Middle-aged people who feel dizzy when standing up from a lying-down position may be at a higher risk of dementia or a stroke in the future, a report says.
The light-headed feeling is caused by a sudden drop in blood pressure, which is known as orthostatic hypotension (OH).
Participants with the condition in the study of 11,709 people in the USA had a significantly higher risk of developing dementia or having a stroke.
However, feeling dizzy sometimes is often not a sign of a serious illness.
The American Academy of Neurology studied people for an average 25 years. And the average age of the participants was 54.
Study author Andreea Rawlings said OH had been previously linked to heart disease, so her team wanted to know if it could also be responsible for brain conditions.
“Measuring orthostatic hypotension in middle age may be a new way to identify people who need to be carefully monitored for dementia or stroke,” she said.
“More studies are needed to clarify what may be causing these links as well as to investigate possible prevention strategies.”
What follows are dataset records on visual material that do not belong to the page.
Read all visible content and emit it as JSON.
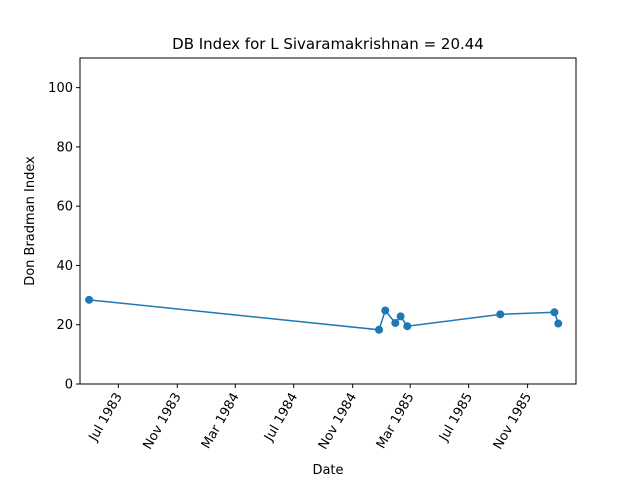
{
  "chart_data": {
    "type": "line",
    "title": "DB Index for L Sivaramakrishnan = 20.44",
    "xlabel": "Date",
    "ylabel": "Don Bradman Index",
    "ylim": [
      0,
      110
    ],
    "xlim": [
      "1983-04-12",
      "1986-02-10"
    ],
    "x_ticks": [
      {
        "date": "1983-07-01",
        "label": "Jul 1983"
      },
      {
        "date": "1983-11-01",
        "label": "Nov 1983"
      },
      {
        "date": "1984-03-01",
        "label": "Mar 1984"
      },
      {
        "date": "1984-07-01",
        "label": "Jul 1984"
      },
      {
        "date": "1984-11-01",
        "label": "Nov 1984"
      },
      {
        "date": "1985-03-01",
        "label": "Mar 1985"
      },
      {
        "date": "1985-07-01",
        "label": "Jul 1985"
      },
      {
        "date": "1985-11-01",
        "label": "Nov 1985"
      }
    ],
    "y_ticks": [
      0,
      20,
      40,
      60,
      80,
      100
    ],
    "grid": false,
    "color": "#1f77b4",
    "series": [
      {
        "points": [
          {
            "x": "1983-05-01",
            "y": 28.4
          },
          {
            "x": "1984-12-26",
            "y": 18.3
          },
          {
            "x": "1985-01-08",
            "y": 24.8
          },
          {
            "x": "1985-01-29",
            "y": 20.6
          },
          {
            "x": "1985-02-09",
            "y": 22.8
          },
          {
            "x": "1985-02-23",
            "y": 19.5
          },
          {
            "x": "1985-09-05",
            "y": 23.5
          },
          {
            "x": "1985-12-27",
            "y": 24.2
          },
          {
            "x": "1986-01-04",
            "y": 20.4
          }
        ]
      }
    ]
  }
}
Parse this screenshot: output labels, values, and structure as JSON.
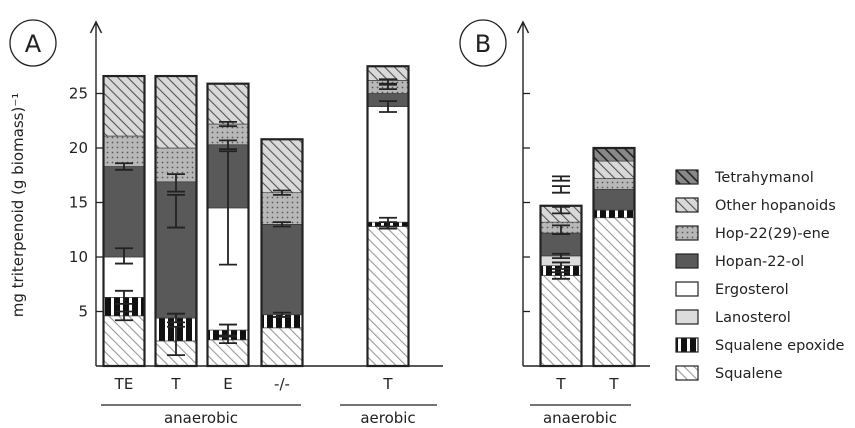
{
  "panels": {
    "a": {
      "letter": "A"
    },
    "b": {
      "letter": "B"
    }
  },
  "ylabel": "mg triterpenoid (g biomass)⁻¹",
  "group_labels": {
    "a_anaerobic": "anaerobic",
    "a_aerobic": "aerobic",
    "b_anaerobic": "anaerobic"
  },
  "legend": [
    {
      "name": "Tetrahymanol",
      "pattern": "darkhatch"
    },
    {
      "name": "Other hopanoids",
      "pattern": "hatchgray"
    },
    {
      "name": "Hop-22(29)-ene",
      "pattern": "dots"
    },
    {
      "name": "Hopan-22-ol",
      "pattern": "dark"
    },
    {
      "name": "Ergosterol",
      "pattern": "white"
    },
    {
      "name": "Lanosterol",
      "pattern": "light"
    },
    {
      "name": "Squalene epoxide",
      "pattern": "blocks"
    },
    {
      "name": "Squalene",
      "pattern": "hatchwhite"
    }
  ],
  "chart_data": [
    {
      "type": "bar",
      "stacked": true,
      "panel": "A",
      "categories": [
        "TE",
        "T",
        "E",
        "-/-",
        "",
        "T"
      ],
      "ylim": [
        0,
        30
      ],
      "yticks": [
        5,
        10,
        15,
        20,
        25
      ],
      "series": [
        {
          "name": "Squalene",
          "values": [
            4.6,
            2.3,
            2.4,
            3.5,
            0,
            12.8
          ]
        },
        {
          "name": "Squalene epoxide",
          "values": [
            1.7,
            2.1,
            0.9,
            1.2,
            0,
            0.4
          ]
        },
        {
          "name": "Lanosterol",
          "values": [
            0,
            0,
            0,
            0,
            0,
            0
          ]
        },
        {
          "name": "Ergosterol",
          "values": [
            3.7,
            0,
            11.2,
            0,
            0,
            10.6
          ]
        },
        {
          "name": "Hopan-22-ol",
          "values": [
            8.3,
            12.5,
            5.8,
            8.3,
            0,
            1.2
          ]
        },
        {
          "name": "Hop-22(29)-ene",
          "values": [
            2.8,
            3.1,
            1.9,
            2.9,
            0,
            1.2
          ]
        },
        {
          "name": "Other hopanoids",
          "values": [
            5.5,
            6.6,
            3.7,
            4.9,
            0,
            1.3
          ]
        },
        {
          "name": "Tetrahymanol",
          "values": [
            0,
            0,
            0,
            0,
            0,
            0
          ]
        }
      ],
      "error_bars": [
        {
          "category": "TE",
          "y": 18.3,
          "err": 0.3
        },
        {
          "category": "TE",
          "y": 10.1,
          "err": 0.7
        },
        {
          "category": "TE",
          "y": 6.3,
          "err": 0.6
        },
        {
          "category": "TE",
          "y": 4.6,
          "err": 0.4
        },
        {
          "category": "T",
          "y": 16.8,
          "err": 0.8
        },
        {
          "category": "T",
          "y": 14.2,
          "err": 1.5
        },
        {
          "category": "T",
          "y": 4.4,
          "err": 0.4
        },
        {
          "category": "T",
          "y": 2.3,
          "err": 1.3
        },
        {
          "category": "E",
          "y": 22.2,
          "err": 0.2
        },
        {
          "category": "E",
          "y": 20.3,
          "err": 0.4
        },
        {
          "category": "E",
          "y": 14.5,
          "err": 5.2
        },
        {
          "category": "E",
          "y": 3.3,
          "err": 0.5
        },
        {
          "category": "E",
          "y": 2.4,
          "err": 0.3
        },
        {
          "category": "-/-",
          "y": 15.9,
          "err": 0.2
        },
        {
          "category": "-/-",
          "y": 13.0,
          "err": 0.2
        },
        {
          "category": "-/-",
          "y": 4.7,
          "err": 0.2
        },
        {
          "category": "T",
          "y": 26.1,
          "err": 0.2
        },
        {
          "category": "T",
          "y": 25.6,
          "err": 0.2
        },
        {
          "category": "T",
          "y": 23.8,
          "err": 0.5
        },
        {
          "category": "T",
          "y": 13.2,
          "err": 0.4
        },
        {
          "category": "T",
          "y": 12.9,
          "err": 0.3
        }
      ]
    },
    {
      "type": "bar",
      "stacked": true,
      "panel": "B",
      "categories": [
        "T",
        "T"
      ],
      "ylim": [
        0,
        30
      ],
      "yticks": [
        5,
        10,
        15,
        20,
        25
      ],
      "series": [
        {
          "name": "Squalene",
          "values": [
            8.3,
            13.6
          ]
        },
        {
          "name": "Squalene epoxide",
          "values": [
            0.9,
            0.7
          ]
        },
        {
          "name": "Lanosterol",
          "values": [
            0.9,
            0
          ]
        },
        {
          "name": "Ergosterol",
          "values": [
            0,
            0
          ]
        },
        {
          "name": "Hopan-22-ol",
          "values": [
            2.1,
            1.9
          ]
        },
        {
          "name": "Hop-22(29)-ene",
          "values": [
            1.0,
            1.0
          ]
        },
        {
          "name": "Other hopanoids",
          "values": [
            1.5,
            1.6
          ]
        },
        {
          "name": "Tetrahymanol",
          "values": [
            0,
            1.2
          ]
        }
      ],
      "error_bars": [
        {
          "category": "T",
          "y": 12.5,
          "err": 0.4
        },
        {
          "category": "T",
          "y": 10.1,
          "err": 0.2
        },
        {
          "category": "T",
          "y": 9.2,
          "err": 0.3
        },
        {
          "category": "T",
          "y": 8.3,
          "err": 0.3
        },
        {
          "category": "T",
          "y": 17.2,
          "err": 0.2
        },
        {
          "category": "T",
          "y": 16.2,
          "err": 0.3
        },
        {
          "category": "T",
          "y": 14.3,
          "err": 0.3
        }
      ]
    }
  ]
}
One limitation of the study was that participants were tested for OH only during the initial examination, so it may not reflect any change in blood pressure over time.
During the study:
- Of the total number of 11,709 participants, 1,068 (9.1%) developed dementia and 842 (7.1%) had an ischaemic stroke, where blood flow is blocked to part of the brain
- Of the 10,527 participants who did not have OH at the time of their initial examination, 9% developed dementia and 6.8% had a stroke
- Of the 552 participants who had OH at the time of their initial examination, 12.5% developed dementia and 15.2% had a stroke
None of the participants had any previous history of heart disease or stroke.
Dementia UK’s chief executive and chief admiral nurse, Dr Hilda Hayo, told the BBC: “This study adds to our recognition of low blood pressure as a potential risk factor for dementia in some people.
“The advice on keeping the heart and blood vessels healthy in order to delay or prevent the onset of dementia applies equally to people with low or high blood pressure.”
Dr Shamim Quadir, research communications manager at the Stroke Association, told the BBC that because OH was measured only at the start of the study, it “limits the conclusions we can draw”.
He said: “We would like to see more research which could explain the associations observed between OH and stroke and dementia.
“The Stroke Association recommends that you get your blood pressure checked regularly, know what your numbers are and make sure you speak to your GP if anything changes or if you are concerned.”